Brits are being warned by authorities about choosing to sunbathe nude in their own gardens.
You wouldn't put much thought into stripping off and avoiding getting tan lines while frolicking about freely or lounging in your own private garden.
However, police have warned sunbathers that there are still certain rules you must follow even if getting at one with nature within the comfort of your own home.
Section 66 of Sexual Offences Act 2003 warns that people who want to be naked in public should do so in a way which doesn't cause 'distress or alarm'.
The Crown Prosecution Service stated: "In the case of naturism a balance needs to be struck between the naturist's right to freedom of expression and the right of the wider public to be protected from harassment, alarm and distress."
Police have since advised sunbathers to 'be careful' if they're planning to sunbathe naked in their garden but are 'overlooked by neighbours'.
"An Englishman's home is not quite his castle and your garden is not exempt from the law," they said.
While authorities noted that in an 'ideal world' hopefully police wouldn't be called by a neighbour if they spotted you 'gardening in the buff,' they added that 'in the real world' it's best to take some 'simple precautions'.
Precautions could include sunbathing behind a screen, or finding a corner of your garden which is less overlooked.

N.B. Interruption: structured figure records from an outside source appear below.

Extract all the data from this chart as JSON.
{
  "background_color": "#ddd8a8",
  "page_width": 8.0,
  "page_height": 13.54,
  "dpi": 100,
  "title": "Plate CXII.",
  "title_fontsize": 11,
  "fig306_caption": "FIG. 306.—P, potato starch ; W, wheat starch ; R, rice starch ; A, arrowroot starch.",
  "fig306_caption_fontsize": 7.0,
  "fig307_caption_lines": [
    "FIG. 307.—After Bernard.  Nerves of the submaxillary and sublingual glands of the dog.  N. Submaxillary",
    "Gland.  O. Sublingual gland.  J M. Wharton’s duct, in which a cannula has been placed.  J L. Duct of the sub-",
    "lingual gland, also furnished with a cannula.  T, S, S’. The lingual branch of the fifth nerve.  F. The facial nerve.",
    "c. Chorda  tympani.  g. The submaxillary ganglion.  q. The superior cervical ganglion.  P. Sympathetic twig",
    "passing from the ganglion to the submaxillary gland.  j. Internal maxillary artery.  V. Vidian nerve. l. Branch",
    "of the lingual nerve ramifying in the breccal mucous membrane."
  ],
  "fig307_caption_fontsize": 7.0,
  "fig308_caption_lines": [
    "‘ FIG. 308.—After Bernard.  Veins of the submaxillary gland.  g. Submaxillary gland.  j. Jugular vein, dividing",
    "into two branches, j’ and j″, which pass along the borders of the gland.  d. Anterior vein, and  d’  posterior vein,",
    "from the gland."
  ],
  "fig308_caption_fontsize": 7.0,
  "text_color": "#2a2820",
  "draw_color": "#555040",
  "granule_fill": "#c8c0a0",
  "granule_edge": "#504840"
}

"You will have to decide whether your desire to be naked in your garden is more important to you than being on friendly terms with those around you," police reflected.
As long as it's clear you mean no harm or distress in displaying your naked body and letting your bits hang freely then you should be fine and avoid running the risk of breaking any laws.
My neighbour is absolutely furious with his wife for sunbathing naked in their garden. Personally, I’m on the fence.— Major D Malpas (@MajorDMalpas) June 1, 2021
Members organisation British Naturism added: "There is no law against being naked in public, and so stripping off and enjoying the sun on your skin in your own garden cannot lead to arrest nor can your neighbours make you cover-up.
"Being neighbourly might mean you tell your neighbours that you plan to sunbathe naked but there is no obligation to do so, so don’t hesitate.
"Studies have shown that spending time naked is good for you and so we encourage everyone to take advantage of the wonderful weather and celebrate their uniqueness."